By Eric Wilkins, Staff Writer
Children’s birthday parties, for all intents and purposes, are maelstroms of chaos. Screaming boys and girls whirl about the room, reaching disturbingly-high decibel levels. It’s not a pretty sight, especially for the unfortunate chaperones. For the longest time, sugar has shouldered the blame for kids’ hyper behaviour, but facts seem to indicate that it shouldn’t.
Studies over the years have revealed that there is no discernible difference in children’s behaviour whether they are given sugar or not; this isn’t new knowledge either, since a conclusive review was released in 1996. Numerous double-blind trials involving various forms of the alleged hyperactivity-inducing substance have been performed and all come up with the same result.

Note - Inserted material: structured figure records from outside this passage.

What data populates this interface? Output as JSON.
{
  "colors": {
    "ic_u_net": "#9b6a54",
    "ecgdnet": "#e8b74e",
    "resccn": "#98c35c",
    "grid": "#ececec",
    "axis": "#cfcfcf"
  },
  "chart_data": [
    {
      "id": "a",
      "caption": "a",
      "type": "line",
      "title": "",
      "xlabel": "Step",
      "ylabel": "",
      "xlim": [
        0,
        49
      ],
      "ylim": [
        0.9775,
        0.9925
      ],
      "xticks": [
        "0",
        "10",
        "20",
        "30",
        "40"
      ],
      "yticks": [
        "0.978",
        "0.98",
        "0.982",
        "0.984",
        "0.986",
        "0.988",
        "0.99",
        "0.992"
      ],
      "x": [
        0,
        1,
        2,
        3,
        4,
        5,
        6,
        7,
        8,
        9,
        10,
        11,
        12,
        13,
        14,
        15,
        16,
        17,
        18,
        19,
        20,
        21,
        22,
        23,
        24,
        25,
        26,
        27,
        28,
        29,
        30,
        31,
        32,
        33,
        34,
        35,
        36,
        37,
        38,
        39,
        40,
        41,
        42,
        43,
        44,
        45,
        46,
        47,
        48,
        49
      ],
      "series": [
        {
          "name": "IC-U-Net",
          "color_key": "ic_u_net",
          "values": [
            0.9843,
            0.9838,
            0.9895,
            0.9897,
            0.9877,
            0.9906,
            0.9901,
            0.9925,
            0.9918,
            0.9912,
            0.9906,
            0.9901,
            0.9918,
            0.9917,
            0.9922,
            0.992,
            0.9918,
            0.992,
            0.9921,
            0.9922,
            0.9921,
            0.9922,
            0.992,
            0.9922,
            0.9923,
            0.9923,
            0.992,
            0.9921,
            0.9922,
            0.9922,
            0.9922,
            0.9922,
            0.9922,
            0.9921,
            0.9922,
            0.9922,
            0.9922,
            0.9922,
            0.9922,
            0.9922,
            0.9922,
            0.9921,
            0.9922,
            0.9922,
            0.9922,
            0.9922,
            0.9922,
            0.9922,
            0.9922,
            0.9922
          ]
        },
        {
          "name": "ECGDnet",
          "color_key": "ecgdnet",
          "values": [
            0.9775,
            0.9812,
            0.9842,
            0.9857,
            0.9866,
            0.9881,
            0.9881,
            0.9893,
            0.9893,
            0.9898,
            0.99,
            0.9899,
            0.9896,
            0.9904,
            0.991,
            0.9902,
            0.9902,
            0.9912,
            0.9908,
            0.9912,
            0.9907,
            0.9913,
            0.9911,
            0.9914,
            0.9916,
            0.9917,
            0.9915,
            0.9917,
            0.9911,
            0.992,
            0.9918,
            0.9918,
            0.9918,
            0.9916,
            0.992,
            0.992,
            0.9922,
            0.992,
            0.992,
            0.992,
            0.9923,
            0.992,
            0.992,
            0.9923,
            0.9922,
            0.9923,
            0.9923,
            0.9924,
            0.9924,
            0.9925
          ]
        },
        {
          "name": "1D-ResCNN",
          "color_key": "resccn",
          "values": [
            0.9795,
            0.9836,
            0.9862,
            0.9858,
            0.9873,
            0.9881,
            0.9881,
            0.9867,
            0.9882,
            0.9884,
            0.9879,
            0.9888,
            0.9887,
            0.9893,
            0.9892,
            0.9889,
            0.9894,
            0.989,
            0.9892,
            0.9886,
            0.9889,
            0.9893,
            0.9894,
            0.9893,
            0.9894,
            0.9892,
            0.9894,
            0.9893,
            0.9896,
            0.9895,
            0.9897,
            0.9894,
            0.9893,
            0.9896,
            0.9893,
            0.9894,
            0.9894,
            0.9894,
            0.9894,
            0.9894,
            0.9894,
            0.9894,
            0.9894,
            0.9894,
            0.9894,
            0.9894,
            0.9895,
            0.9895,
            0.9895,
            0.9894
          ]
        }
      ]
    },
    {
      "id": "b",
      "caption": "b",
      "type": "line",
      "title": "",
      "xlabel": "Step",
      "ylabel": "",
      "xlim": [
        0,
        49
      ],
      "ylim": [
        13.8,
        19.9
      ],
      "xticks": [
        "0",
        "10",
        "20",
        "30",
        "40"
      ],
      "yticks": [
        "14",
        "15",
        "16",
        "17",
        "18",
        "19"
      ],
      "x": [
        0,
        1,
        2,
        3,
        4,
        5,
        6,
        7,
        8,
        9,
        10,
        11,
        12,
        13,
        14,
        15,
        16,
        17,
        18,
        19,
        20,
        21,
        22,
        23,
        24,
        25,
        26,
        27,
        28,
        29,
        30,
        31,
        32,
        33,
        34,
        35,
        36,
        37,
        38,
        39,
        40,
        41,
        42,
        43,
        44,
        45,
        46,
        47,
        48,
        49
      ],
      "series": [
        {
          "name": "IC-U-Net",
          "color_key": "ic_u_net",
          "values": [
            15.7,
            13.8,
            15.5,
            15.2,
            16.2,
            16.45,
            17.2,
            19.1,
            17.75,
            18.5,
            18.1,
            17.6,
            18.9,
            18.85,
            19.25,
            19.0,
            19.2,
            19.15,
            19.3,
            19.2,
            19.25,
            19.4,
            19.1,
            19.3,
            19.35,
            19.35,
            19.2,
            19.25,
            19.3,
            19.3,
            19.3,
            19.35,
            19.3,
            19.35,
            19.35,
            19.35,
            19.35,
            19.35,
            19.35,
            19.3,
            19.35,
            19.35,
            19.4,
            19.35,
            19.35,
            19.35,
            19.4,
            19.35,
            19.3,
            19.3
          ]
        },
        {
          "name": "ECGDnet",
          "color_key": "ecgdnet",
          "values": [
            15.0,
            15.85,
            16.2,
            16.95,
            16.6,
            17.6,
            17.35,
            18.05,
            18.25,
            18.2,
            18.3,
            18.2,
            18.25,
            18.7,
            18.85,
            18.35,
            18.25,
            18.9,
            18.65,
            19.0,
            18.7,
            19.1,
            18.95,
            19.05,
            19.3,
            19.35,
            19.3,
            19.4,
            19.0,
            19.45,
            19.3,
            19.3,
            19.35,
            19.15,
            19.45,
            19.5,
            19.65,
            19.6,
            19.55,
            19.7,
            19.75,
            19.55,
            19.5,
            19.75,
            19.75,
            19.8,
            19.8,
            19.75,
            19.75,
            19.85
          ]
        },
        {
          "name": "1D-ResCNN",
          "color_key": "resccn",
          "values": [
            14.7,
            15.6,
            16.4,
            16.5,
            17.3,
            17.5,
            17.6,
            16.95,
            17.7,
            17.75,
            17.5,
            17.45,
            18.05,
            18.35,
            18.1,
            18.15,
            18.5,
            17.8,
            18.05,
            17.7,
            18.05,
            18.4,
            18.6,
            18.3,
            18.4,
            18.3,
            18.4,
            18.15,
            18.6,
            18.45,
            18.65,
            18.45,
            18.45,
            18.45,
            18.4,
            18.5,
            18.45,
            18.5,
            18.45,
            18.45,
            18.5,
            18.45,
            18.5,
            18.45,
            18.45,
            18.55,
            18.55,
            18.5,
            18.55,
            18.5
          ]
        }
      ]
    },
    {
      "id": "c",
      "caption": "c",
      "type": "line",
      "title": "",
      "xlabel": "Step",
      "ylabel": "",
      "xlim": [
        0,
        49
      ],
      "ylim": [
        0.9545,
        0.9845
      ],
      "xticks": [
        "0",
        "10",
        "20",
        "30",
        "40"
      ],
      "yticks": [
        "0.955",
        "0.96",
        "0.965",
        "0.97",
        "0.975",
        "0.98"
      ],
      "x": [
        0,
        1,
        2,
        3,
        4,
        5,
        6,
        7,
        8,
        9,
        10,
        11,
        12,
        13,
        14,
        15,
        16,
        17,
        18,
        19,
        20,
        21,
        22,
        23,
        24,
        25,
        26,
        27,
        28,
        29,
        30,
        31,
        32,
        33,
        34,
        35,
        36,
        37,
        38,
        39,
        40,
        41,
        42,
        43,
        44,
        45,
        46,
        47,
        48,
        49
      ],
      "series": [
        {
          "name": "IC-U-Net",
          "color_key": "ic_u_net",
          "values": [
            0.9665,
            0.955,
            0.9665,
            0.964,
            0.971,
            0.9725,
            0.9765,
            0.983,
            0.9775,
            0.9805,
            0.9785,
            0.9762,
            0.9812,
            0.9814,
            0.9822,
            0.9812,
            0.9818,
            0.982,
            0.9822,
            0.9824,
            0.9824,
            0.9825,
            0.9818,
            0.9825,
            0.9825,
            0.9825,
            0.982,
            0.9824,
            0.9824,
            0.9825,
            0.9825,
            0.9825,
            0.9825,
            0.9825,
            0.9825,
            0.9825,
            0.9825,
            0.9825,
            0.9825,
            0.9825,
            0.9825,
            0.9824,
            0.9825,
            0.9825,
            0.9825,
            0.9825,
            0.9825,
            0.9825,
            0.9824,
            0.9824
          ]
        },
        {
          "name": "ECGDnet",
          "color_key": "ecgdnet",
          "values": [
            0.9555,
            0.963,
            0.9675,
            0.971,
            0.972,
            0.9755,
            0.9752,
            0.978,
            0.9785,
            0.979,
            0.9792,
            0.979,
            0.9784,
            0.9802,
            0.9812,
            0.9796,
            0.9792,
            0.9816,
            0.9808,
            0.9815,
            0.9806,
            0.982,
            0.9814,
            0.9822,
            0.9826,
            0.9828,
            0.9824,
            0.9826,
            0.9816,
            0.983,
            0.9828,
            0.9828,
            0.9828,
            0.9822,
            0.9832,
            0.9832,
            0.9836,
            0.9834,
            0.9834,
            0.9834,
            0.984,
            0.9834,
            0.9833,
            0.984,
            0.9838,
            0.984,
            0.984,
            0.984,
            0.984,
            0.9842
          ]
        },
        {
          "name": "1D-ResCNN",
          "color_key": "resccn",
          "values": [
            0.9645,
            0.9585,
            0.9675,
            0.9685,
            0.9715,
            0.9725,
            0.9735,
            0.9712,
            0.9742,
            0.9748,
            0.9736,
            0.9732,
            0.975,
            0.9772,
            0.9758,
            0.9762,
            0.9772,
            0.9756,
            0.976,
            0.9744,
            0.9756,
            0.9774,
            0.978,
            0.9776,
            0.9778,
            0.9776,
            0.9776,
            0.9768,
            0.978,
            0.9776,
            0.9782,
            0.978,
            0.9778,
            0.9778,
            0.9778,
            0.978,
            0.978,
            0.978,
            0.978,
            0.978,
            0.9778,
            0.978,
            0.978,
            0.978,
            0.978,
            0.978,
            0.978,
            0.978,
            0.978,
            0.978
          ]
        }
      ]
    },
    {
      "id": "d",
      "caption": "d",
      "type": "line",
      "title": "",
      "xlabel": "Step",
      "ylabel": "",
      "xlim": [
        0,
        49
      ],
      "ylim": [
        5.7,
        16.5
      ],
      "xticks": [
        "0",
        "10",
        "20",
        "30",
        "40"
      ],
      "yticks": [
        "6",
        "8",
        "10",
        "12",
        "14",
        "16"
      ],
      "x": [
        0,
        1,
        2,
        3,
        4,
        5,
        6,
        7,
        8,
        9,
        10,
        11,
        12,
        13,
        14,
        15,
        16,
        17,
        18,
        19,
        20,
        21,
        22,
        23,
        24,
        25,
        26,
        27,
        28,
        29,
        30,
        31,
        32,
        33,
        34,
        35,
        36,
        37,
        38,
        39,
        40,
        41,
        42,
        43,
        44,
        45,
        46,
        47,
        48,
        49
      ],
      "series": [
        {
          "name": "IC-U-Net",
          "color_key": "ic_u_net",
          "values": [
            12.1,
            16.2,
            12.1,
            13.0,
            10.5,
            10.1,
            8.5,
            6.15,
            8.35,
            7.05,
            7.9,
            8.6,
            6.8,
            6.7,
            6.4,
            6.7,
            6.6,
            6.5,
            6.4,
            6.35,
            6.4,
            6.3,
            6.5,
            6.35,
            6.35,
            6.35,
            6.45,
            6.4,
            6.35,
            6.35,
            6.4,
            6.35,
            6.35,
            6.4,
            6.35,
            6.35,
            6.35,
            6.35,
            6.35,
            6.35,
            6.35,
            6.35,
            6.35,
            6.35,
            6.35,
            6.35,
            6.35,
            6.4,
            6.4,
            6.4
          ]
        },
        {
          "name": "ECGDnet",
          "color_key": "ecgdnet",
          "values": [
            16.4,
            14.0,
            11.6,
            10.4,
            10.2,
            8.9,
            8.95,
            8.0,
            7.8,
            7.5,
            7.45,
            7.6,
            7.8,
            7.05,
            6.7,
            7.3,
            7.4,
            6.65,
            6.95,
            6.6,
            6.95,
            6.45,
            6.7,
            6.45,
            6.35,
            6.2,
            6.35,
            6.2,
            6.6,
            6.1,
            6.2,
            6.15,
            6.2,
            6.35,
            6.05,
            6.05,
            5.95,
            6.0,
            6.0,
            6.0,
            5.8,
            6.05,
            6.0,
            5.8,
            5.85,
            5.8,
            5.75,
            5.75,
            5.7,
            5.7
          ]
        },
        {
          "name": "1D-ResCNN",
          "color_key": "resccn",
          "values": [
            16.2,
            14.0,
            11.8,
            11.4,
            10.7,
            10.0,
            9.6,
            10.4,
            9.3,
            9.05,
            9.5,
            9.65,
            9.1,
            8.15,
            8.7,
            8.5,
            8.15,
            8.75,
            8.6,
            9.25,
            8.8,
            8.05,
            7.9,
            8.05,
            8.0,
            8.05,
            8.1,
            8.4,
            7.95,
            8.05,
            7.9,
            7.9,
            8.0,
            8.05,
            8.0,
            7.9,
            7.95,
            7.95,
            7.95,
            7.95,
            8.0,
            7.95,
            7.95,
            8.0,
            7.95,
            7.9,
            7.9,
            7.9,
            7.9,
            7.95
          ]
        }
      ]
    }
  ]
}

In a 1994 study, 35 boys between the ages of five and seven (and thought by their mothers to be “sugar sensitive”) were split into two groups. Both groups would receive a placebo. The mothers of the experimental group, however, were informed that their children had taken a sizeable amount of sugar. The end result was that the experimental group mothers were far more critical of their children than the control group.
From these results, one can draw the conclusion that when we perceive children to be hyper, that’s all that’s happening; we perceive them as such. If you truly believe something is going to happen or be a certain way, then of course you’ll see it as so.
So what makes kids hyper then? Take a look at an event when children most commonly go on a sugar binge: a birthday party. There’s a crowd of youths all in one place and it’s an exciting atmosphere. What kid wouldn’t feel a little different? Throw in a few games and it’s no wonder why they’re all bouncing off the walls. One point to note here is that while the sugar may not actually do anything for the children, the caffeine in their pop might. In addition to this, just as parents perceive their children to be hyper, kids can perceive sugar to make them hyper. It works both ways.
Of course, this doesn’t mean it’s alright for parents to let their offspring munch on chocolate bars 24/7, but just remember that any behavioural changes aren’t really due to sumptuous sweets.